Morocco's central bank maintained its key rate at 2.25% and said it "remains appropriate" with inflation expected to rise in the medium term and the global economy strengthening.
Bank Al-Maghrib forecasts headline inflation to reach 0.7% on average by the end of 2017, down from 1.6% in 2016, noting that the decrease in food prices has been slowing. The bank projects inflation to increase in the medium term, but stay within moderate levels, to 1.5% in 2018 and 1.6% in 2019.
Core inflation is expected to accelerate to 1.3% in 2017 from 0.8% in 2016, then climb to 1.5% in 2018 and 1.9% in 2019 due to robust domestic consumption and higher imported inflation.

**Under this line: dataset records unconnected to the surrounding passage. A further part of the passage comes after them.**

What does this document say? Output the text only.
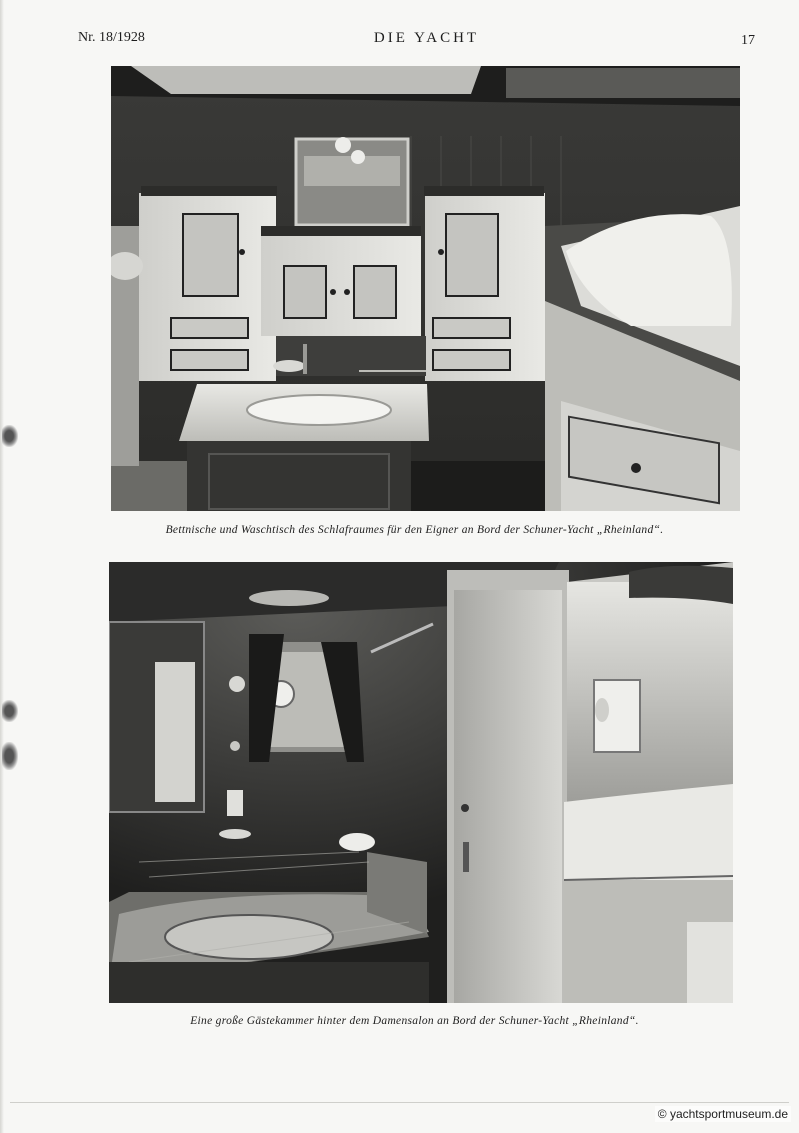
Nr. 18/1928	DIE YACHT	17
Bettnische und Waschtisch des Schlafraumes für den Eigner an Bord der Schuner-Yacht „Rheinland“.
Eine große Gästekammer hinter dem Damensalon an Bord der Schuner-Yacht „Rheinland“.
© yachtsportmuseum.de
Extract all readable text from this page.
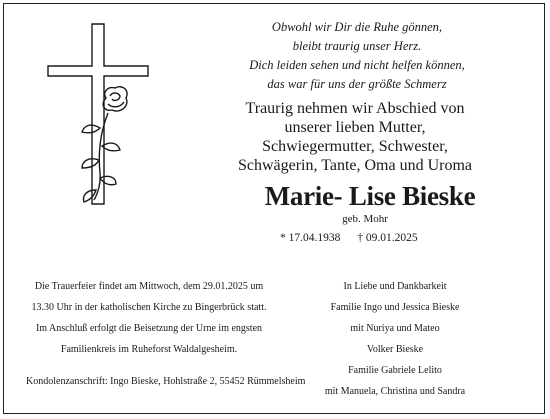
Obwohl wir Dir die Ruhe gönnen,
bleibt traurig unser Herz.
Dich leiden sehen und nicht helfen können,
das war für uns der größte Schmerz
Traurig nehmen wir Abschied von
unserer lieben Mutter,
Schwiegermutter, Schwester,
Schwägerin, Tante, Oma und Uroma
Marie- Lise Bieske
geb. Mohr
* 17.04.1938 † 09.01.2025
Die Trauerfeier findet am Mittwoch, dem 29.01.2025 um
13.30 Uhr in der katholischen Kirche zu Bingerbrück statt.
Im Anschluß erfolgt die Beisetzung der Urne im engsten
Familienkreis im Ruheforst Waldalgesheim.
Kondolenzanschrift: Ingo Bieske, Hohlstraße 2, 55452 Rümmelsheim
In Liebe und Dankbarkeit
Familie Ingo und Jessica Bieske
mit Nuriya und Mateo
Volker Bieske
Familie Gabriele Lelito
mit Manuela, Christina und Sandra
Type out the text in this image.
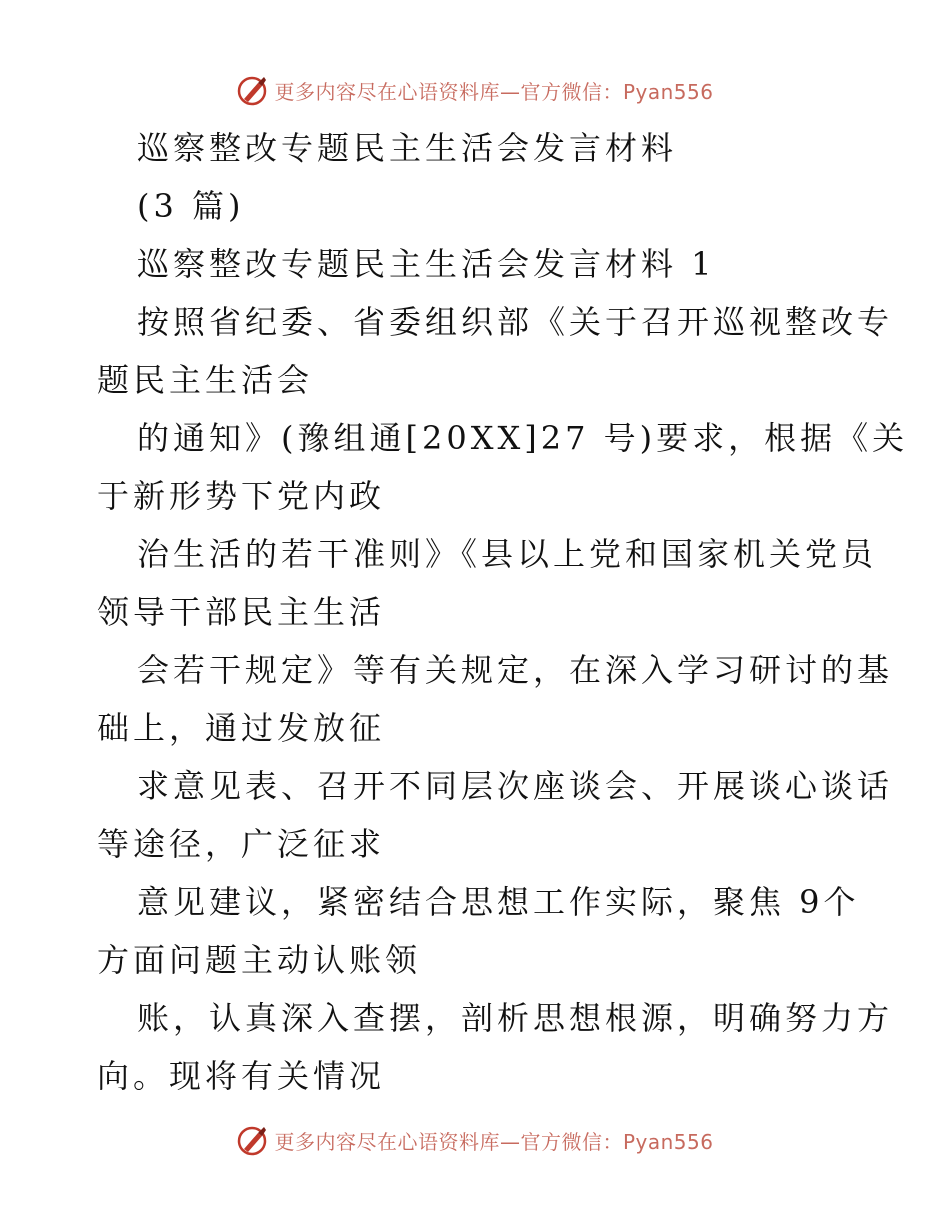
更多内容尽在心语资料库—官方微信：Pyan556
巡察整改专题民主生活会发言材料
(3 篇)
巡察整改专题民主生活会发言材料 1
按照省纪委、省委组织部《关于召开巡视整改专
题民主生活会
的通知》(豫组通[20XX]27 号)要求，根据《关
于新形势下党内政
治生活的若干准则》《县以上党和国家机关党员
领导干部民主生活
会若干规定》等有关规定，在深入学习研讨的基
础上，通过发放征
求意见表、召开不同层次座谈会、开展谈心谈话
等途径，广泛征求
意见建议，紧密结合思想工作实际，聚焦 9个
方面问题主动认账领
账，认真深入查摆，剖析思想根源，明确努力方
向。现将有关情况
更多内容尽在心语资料库—官方微信：Pyan556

The central bank said Morocco's economy will grow 4.1% in 2017 on the back of an acceleration in agricultural value and an improvement in nonagricultural activities, with the latter slowly recovering in the medium term. A good crop year pushed GDP in the second quarter to expand 4.2%.
Overall growth, assuming average crop years, will fall to 3% in 2018 and pick up pace to 3.6% in 2019. The economy will be largely supported by rebounding investment, although net exports are expected to post a slightly negative contribution to growth.
The fiscal deficit is projected to reach 3.5% of GDP by the end of 2017 due to higher corporate tax revenues, and will slide to nearly 3% of GDP for the next two years with further fiscal adjustments.